While some people want a quick recharge, local residents or
visitors enjoying the nightlife or waterfront might prefer a slower option with
less expensive fees, Sharp said. The city’s current chargers, for example, cost
$1 an hour for a vehicle that is actively charging but $3 an hour after the
process is complete. The idea is to encourage drivers to move their vehicles
when they’re done, so other drivers can use the charger.
But hurrying back is also a way to disrupt a pleasant evening
and fast chargers can refuel some vehicles in as little time as 30 minutes.
“Fast charging could actually be too fast,” Sharp said.
Volta sees its Hoboken deployment as a “watershed moment” that
could help the company study how highly visible charging infrastructure affects
residents’ perception of charging availability or scarcity, said John Stuckey,
the company’s vice president of public network development and data products.
(Volta analyzes data about EVs to help communities determine what kinds of
chargers they need to deploy and where.)
“We’re going to look at the perception of EV charging
availability before the network goes in, and then after, because we
fundamentally believe … if you build it right, they will come,” Stuckey said.
Volta’s chargers are especially visible because of their video
screens displaying advertisements. But Stuckey said that the revenue generated
from those displays also helps the rest of the charging infrastructure fit
better into busy roadside environments.
“Because of our multiple revenue streams, we’re making money day
one on the sponsorship opportunity,” he said. Stuckey said this means the
company can afford higher construction costs to keep support equipment for
charging infrastructure hidden and out of the way, while placing chargers
themselves in prime locations.
“You’re still honoring the pedestrian flow and the look and feel
of the city,” he added. “But it’s not easy.”

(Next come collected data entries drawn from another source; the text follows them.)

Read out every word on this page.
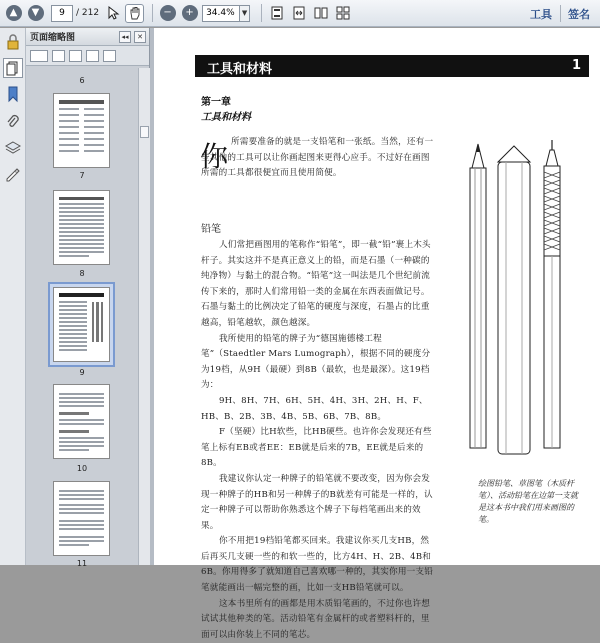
▲	▼	9	/ 212	−	+	34.4%	▼	工具 签名
页面缩略图	◂◂	✕
6
7
8
9
10
11
工具和材料	1
第一章
工具和材料
你 所需要准备的就是一支铅笔和一张纸。当然，还有一些其他的工具可以让你画起图来更得心应手。不过好在画图所需的工具都很便宜而且使用简便。
铅笔

人们常把画图用的笔称作“铅笔”，即一截“铅”裹上木头杆子。其实这并不是真正意义上的铅，而是石墨（一种碳的纯净物）与黏土的混合物。“铅笔”这一叫法是几个世纪前流传下来的，那时人们常用铅一类的金属在东西表面做记号。石墨与黏土的比例决定了铅笔的硬度与深度，石墨占的比重越高，铅笔越软，颜色越深。

我所使用的铅笔的牌子为“德国施德楼工程笔”（Staedtler Mars Lumograph），根据不同的硬度分为19档，从9H（最硬）到8B（最软，也是最深）。这19档为：

9H、8H、7H、6H、5H、4H、3H、2H、H、F、HB、B、2B、3B、4B、5B、6B、7B、8B。

F（坚硬）比H软些，比HB硬些。也许你会发现还有些笔上标有EB或者EE：EB就是后来的7B，EE就是后来的8B。

我建议你认定一种牌子的铅笔就不要改变，因为你会发现一种牌子的HB和另一种牌子的B就差有可能是一样的，认定一种牌子可以帮助你熟悉这个牌子下每档笔画出来的效果。

你不用把19档铅笔都买回来。我建议你买几支HB，然后再买几支硬一些的和软一些的，比方4H、H、2B、4B和6B。你用得多了就知道自己喜欢哪一种的，其实你用一支铅笔就能画出一幅完整的画，比如一支HB铅笔就可以。

这本书里所有的画都是用木质铅笔画的，不过你也许想试试其他种类的笔。活动铅笔有金属杆的或者塑料杆的，里面可以由你装上不同的笔芯。

绘图铅笔、草图笔（木质杆笔）、活动铅笔在边第一支就是这本书中我们用来画图的笔。
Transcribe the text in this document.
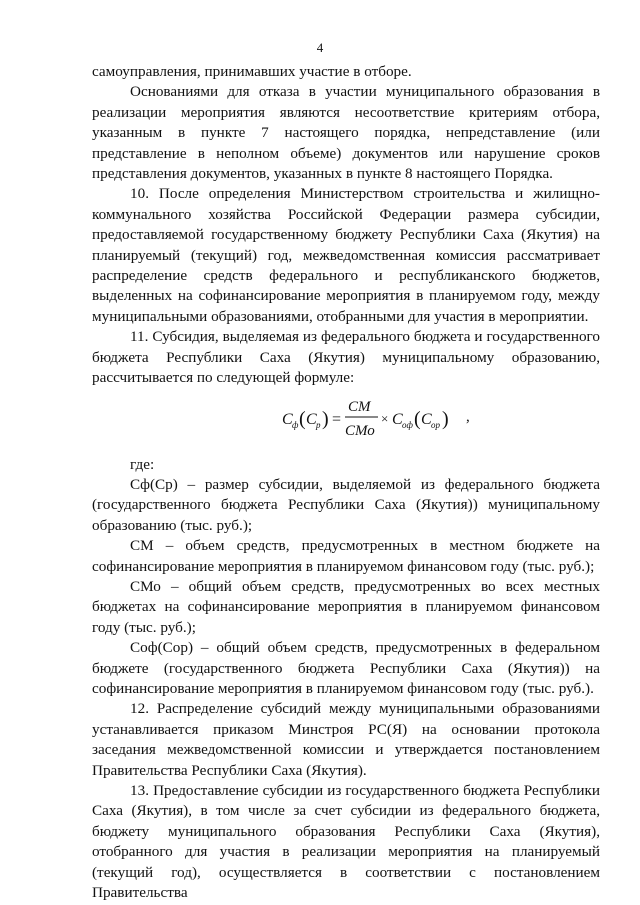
4

самоуправления, принимавших участие в отборе.

Основаниями для отказа в участии муниципального образования в реализации мероприятия являются несоответствие критериям отбора, указанным в пункте 7 настоящего порядка, непредставление (или представление в неполном объеме) документов или нарушение сроков представления документов, указанных в пункте 8 настоящего Порядка.

10. После определения Министерством строительства и жилищно-коммунального хозяйства Российской Федерации размера субсидии, предоставляемой государственному бюджету Республики Саха (Якутия) на планируемый (текущий) год, межведомственная комиссия рассматривает распределение средств федерального и республиканского бюджетов, выделенных на софинансирование мероприятия в планируемом году, между муниципальными образованиями, отобранными для участия в мероприятии.

11. Субсидия, выделяемая из федерального бюджета и государственного бюджета Республики Саха (Якутия) муниципальному образованию, рассчитывается по следующей формуле:

С ф ( С р ) =
СМ
СМо
× С оф ( С ор ) ,

где:

Сф(Ср) – размер субсидии, выделяемой из федерального бюджета (государственного бюджета Республики Саха (Якутия)) муниципальному образованию (тыс. руб.);

СМ – объем средств, предусмотренных в местном бюджете на софинансирование мероприятия в планируемом финансовом году (тыс. руб.);

СМо – общий объем средств, предусмотренных во всех местных бюджетах на софинансирование мероприятия в планируемом финансовом году (тыс. руб.);

Соф(Сор) – общий объем средств, предусмотренных в федеральном бюджете (государственного бюджета Республики Саха (Якутия)) на софинансирование мероприятия в планируемом финансовом году (тыс. руб.).

12. Распределение субсидий между муниципальными образованиями устанавливается приказом Минстроя РС(Я) на основании протокола заседания межведомственной комиссии и утверждается постановлением Правительства Республики Саха (Якутия).

13. Предоставление субсидии из государственного бюджета Республики Саха (Якутия), в том числе за счет субсидии из федерального бюджета, бюджету муниципального образования Республики Саха (Якутия), отобранного для участия в реализации мероприятия на планируемый (текущий год), осуществляется в соответствии с постановлением Правительства
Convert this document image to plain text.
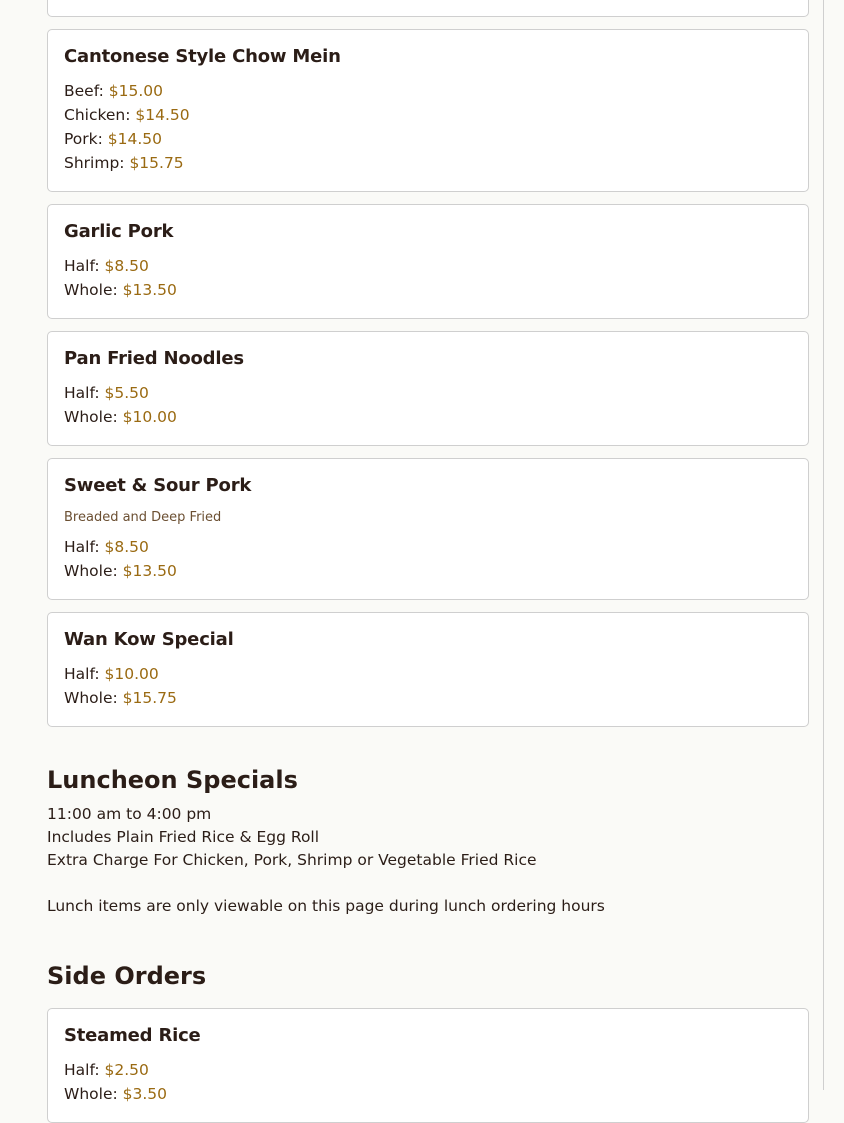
Cantonese Style Chow Mein
Beef: $15.00
Chicken: $14.50
Pork: $14.50
Shrimp: $15.75
Garlic Pork
Half: $8.50
Whole: $13.50
Pan Fried Noodles
Half: $5.50
Whole: $10.00
Sweet & Sour Pork
Breaded and Deep Fried
Half: $8.50
Whole: $13.50
Wan Kow Special
Half: $10.00
Whole: $15.75
Luncheon Specials
11:00 am to 4:00 pm
Includes Plain Fried Rice & Egg Roll
Extra Charge For Chicken, Pork, Shrimp or Vegetable Fried Rice
Lunch items are only viewable on this page during lunch ordering hours
Side Orders
Steamed Rice
Half: $2.50
Whole: $3.50
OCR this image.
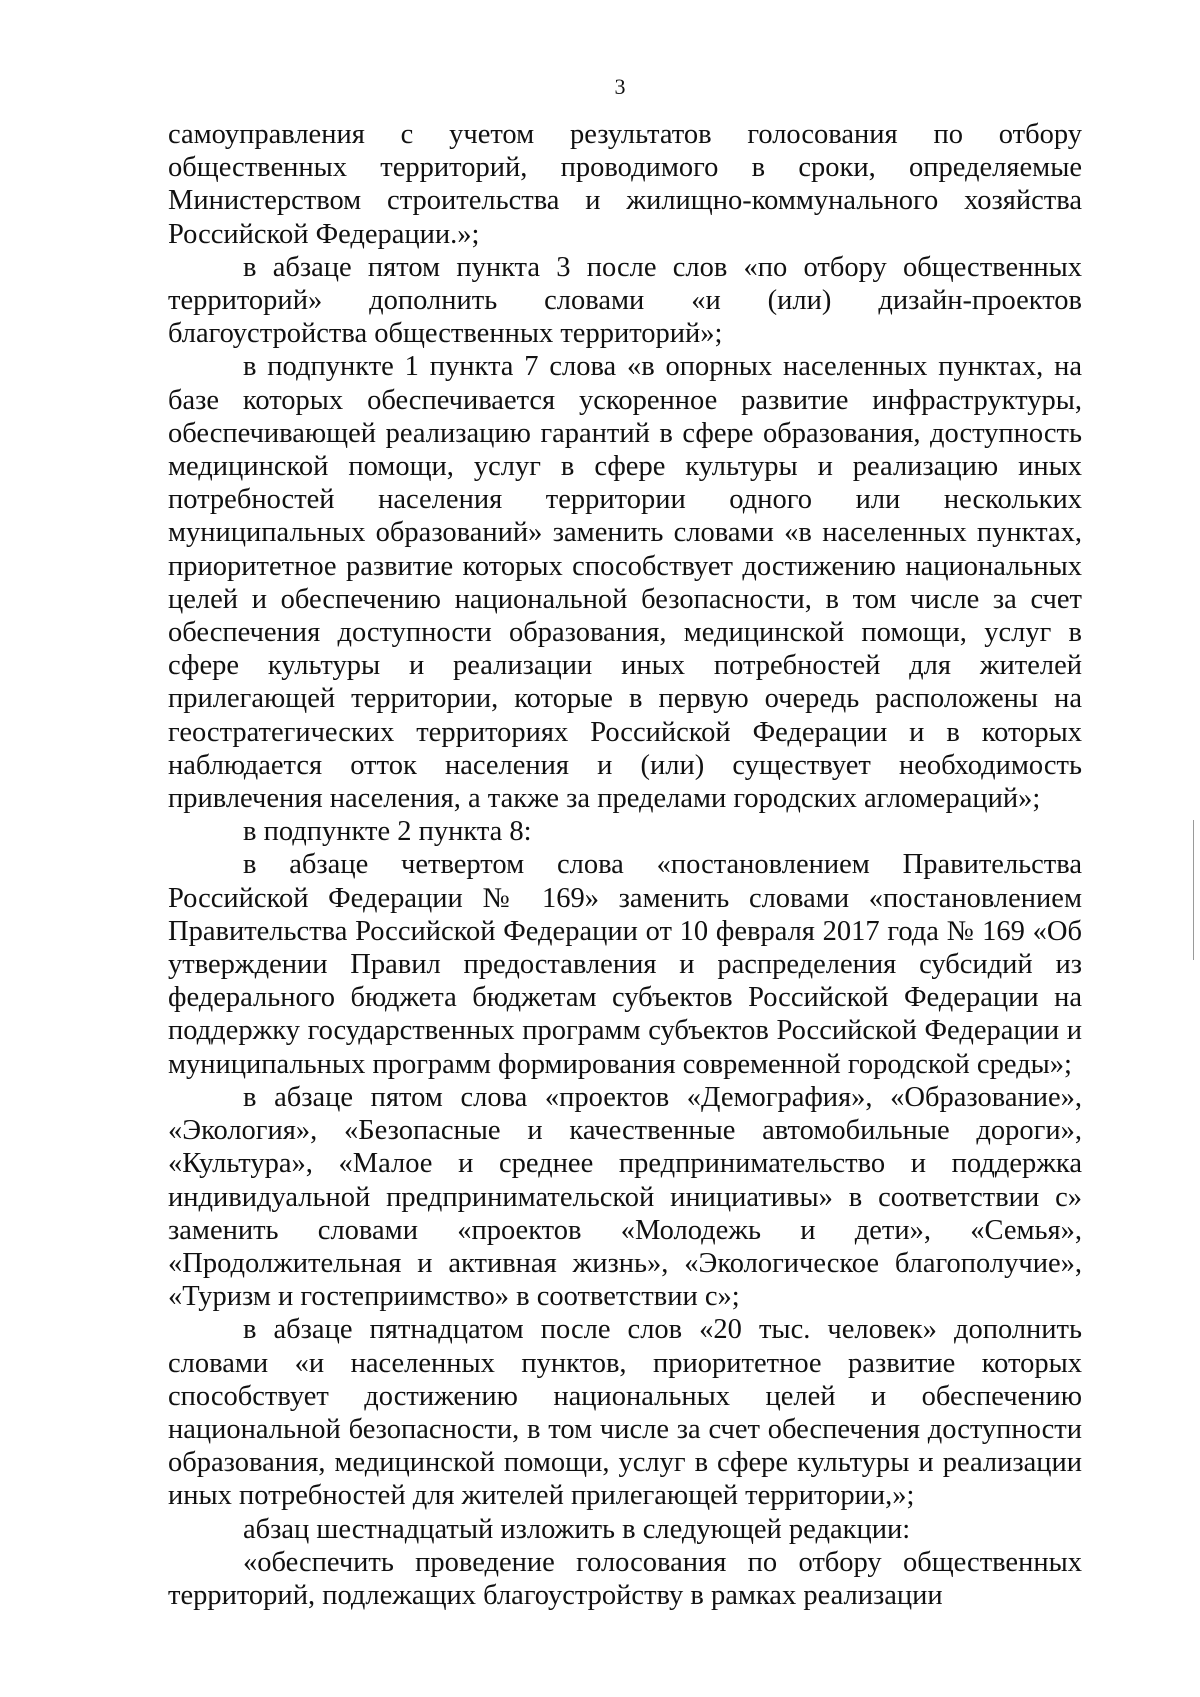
3

самоуправления с учетом результатов голосования по отбору общественных территорий, проводимого в сроки, определяемые Министерством строительства и жилищно-коммунального хозяйства Российской Федерации.»;

в абзаце пятом пункта 3 после слов «по отбору общественных территорий» дополнить словами «и (или) дизайн-проектов благоустройства общественных территорий»;

в подпункте 1 пункта 7 слова «в опорных населенных пунктах, на базе которых обеспечивается ускоренное развитие инфраструктуры, обеспечивающей реализацию гарантий в сфере образования, доступность медицинской помощи, услуг в сфере культуры и реализацию иных потребностей населения территории одного или нескольких муниципальных образований» заменить словами «в населенных пунктах, приоритетное развитие которых способствует достижению национальных целей и обеспечению национальной безопасности, в том числе за счет обеспечения доступности образования, медицинской помощи, услуг в сфере культуры и реализации иных потребностей для жителей прилегающей территории, которые в первую очередь расположены на геостратегических территориях Российской Федерации и в которых наблюдается отток населения и (или) существует необходимость привлечения населения, а также за пределами городских агломераций»;

в подпункте 2 пункта 8:

в абзаце четвертом слова «постановлением Правительства Российской Федерации № 169» заменить словами «постановлением Правительства Российской Федерации от 10 февраля 2017 года № 169 «Об утверждении Правил предоставления и распределения субсидий из федерального бюджета бюджетам субъектов Российской Федерации на поддержку государственных программ субъектов Российской Федерации и муниципальных программ формирования современной городской среды»;

в абзаце пятом слова «проектов «Демография», «Образование», «Экология», «Безопасные и качественные автомобильные дороги», «Культура», «Малое и среднее предпринимательство и поддержка индивидуальной предпринимательской инициативы» в соответствии с» заменить словами «проектов «Молодежь и дети», «Семья», «Продолжительная и активная жизнь», «Экологическое благополучие», «Туризм и гостеприимство» в соответствии с»;

в абзаце пятнадцатом после слов «20 тыс. человек» дополнить словами «и населенных пунктов, приоритетное развитие которых способствует достижению национальных целей и обеспечению национальной безопасности, в том числе за счет обеспечения доступности образования, медицинской помощи, услуг в сфере культуры и реализации иных потребностей для жителей прилегающей территории,»;

абзац шестнадцатый изложить в следующей редакции:

«обеспечить проведение голосования по отбору общественных территорий, подлежащих благоустройству в рамках реализации
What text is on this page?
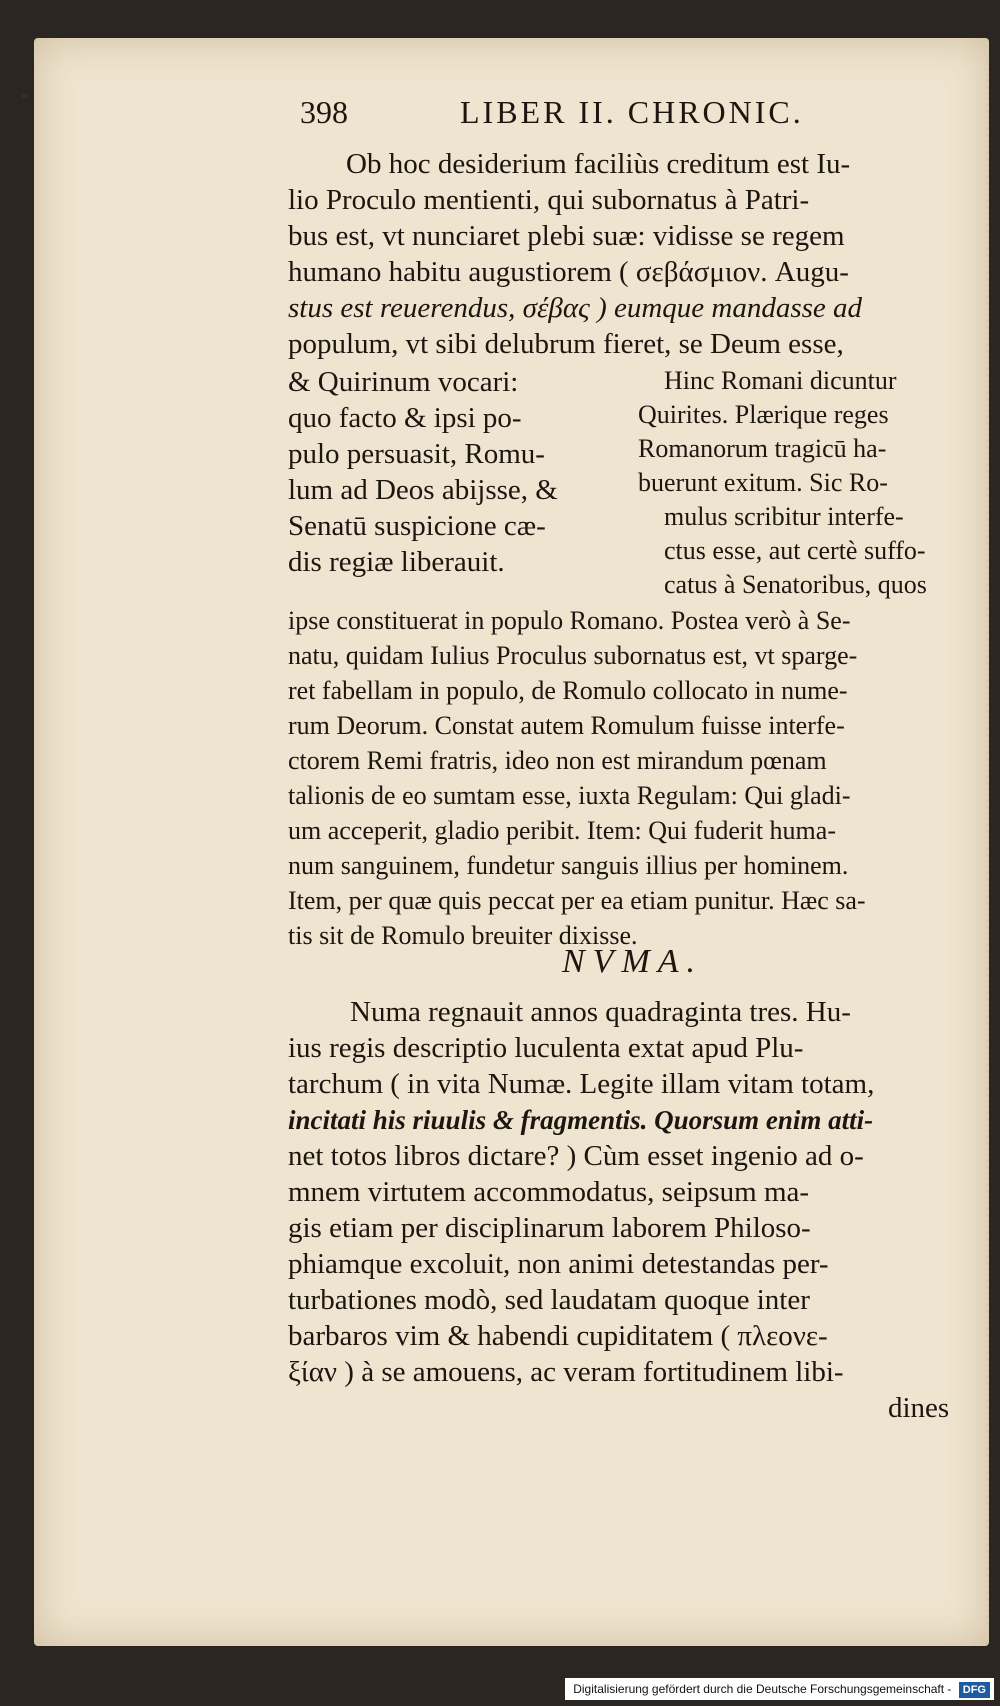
398	LIBER II. CHRONIC.
Ob hoc desiderium faciliùs creditum est Iu-
lio Proculo mentienti, qui subornatus à Patri-
bus est, vt nunciaret plebi suæ: vidisse se regem
humano habitu augustiorem ( σεβάσμιον. Augu-
stus est reuerendus, σέβας ) eumque mandasse ad
populum, vt sibi delubrum fieret, se Deum esse,
& Quirinum vocari:
quo facto & ipsi po-
pulo persuasit, Romu-
lum ad Deos abijsse, &
Senatū suspicione cæ-
dis regiæ liberauit.
Hinc Romani dicuntur
Quirites. Plærique reges
Romanorum tragicū ha-
buerunt exitum. Sic Ro-
mulus scribitur interfe-
ctus esse, aut certè suffo-
catus à Senatoribus, quos
ipse constituerat in populo Romano. Postea verò à Se-
natu, quidam Iulius Proculus subornatus est, vt sparge-
ret fabellam in populo, de Romulo collocato in nume-
rum Deorum. Constat autem Romulum fuisse interfe-
ctorem Remi fratris, ideo non est mirandum pœnam
talionis de eo sumtam esse, iuxta Regulam: Qui gladi-
um acceperit, gladio peribit. Item: Qui fuderit huma-
num sanguinem, fundetur sanguis illius per hominem.
Item, per quæ quis peccat per ea etiam punitur. Hæc sa-
tis sit de Romulo breuiter dixisse.
Numa regnauit annos quadraginta tres. Hu-
ius regis descriptio luculenta extat apud Plu-
tarchum ( in vita Numæ. Legite illam vitam totam,
incitati his riuulis & fragmentis. Quorsum enim atti-
net totos libros dictare? ) Cùm esset ingenio ad o-
mnem virtutem accommodatus, seipsum ma-
gis etiam per disciplinarum laborem Philoso-
phiamque excoluit, non animi detestandas per-
turbationes modò, sed laudatam quoque inter
barbaros vim & habendi cupiditatem ( πλεονε-
ξίαν ) à se amouens, ac veram fortitudinem libi-
dines
NVMA.
Digitalisierung gefördert durch die Deutsche Forschungsgemeinschaft - DFG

Sharp, from the city, said picking individual spots is a “unique
challenge” because the locations have to work for both the transportation and
electric infrastructure. A spot that might look good from a transportation
perspective might be a “terrible” choice because it’s too far away from a power
supply or would require expensive trenching, he said.
What’s more, dedicating a spot for a charger “locks in” that
parking space, which can affect plans to add bus lanes, bike lanes or other
curbside features
Generally, both Volta and the city want the chargers in
higher-traffic areas, he said. More eyes on the ads could mean more money for
Volta, while city officials don’t want ads in front of people’s homes on
residential streets.
But Sharp said the city will experiment to find the right mix.
“If we have a few stations that are in more residential areas,
we could, in theory, have the charging station function as a charging station
during the day and then, at say six o’clock every day, it could default to
resident permit parking so people could park their car there overnight,
regardless of whether they have an EV or not,” Sharp said.
“These are
options that we’ll be exploring,” he added. “There may not be a one-size-fits
-all solution for every station in the community.”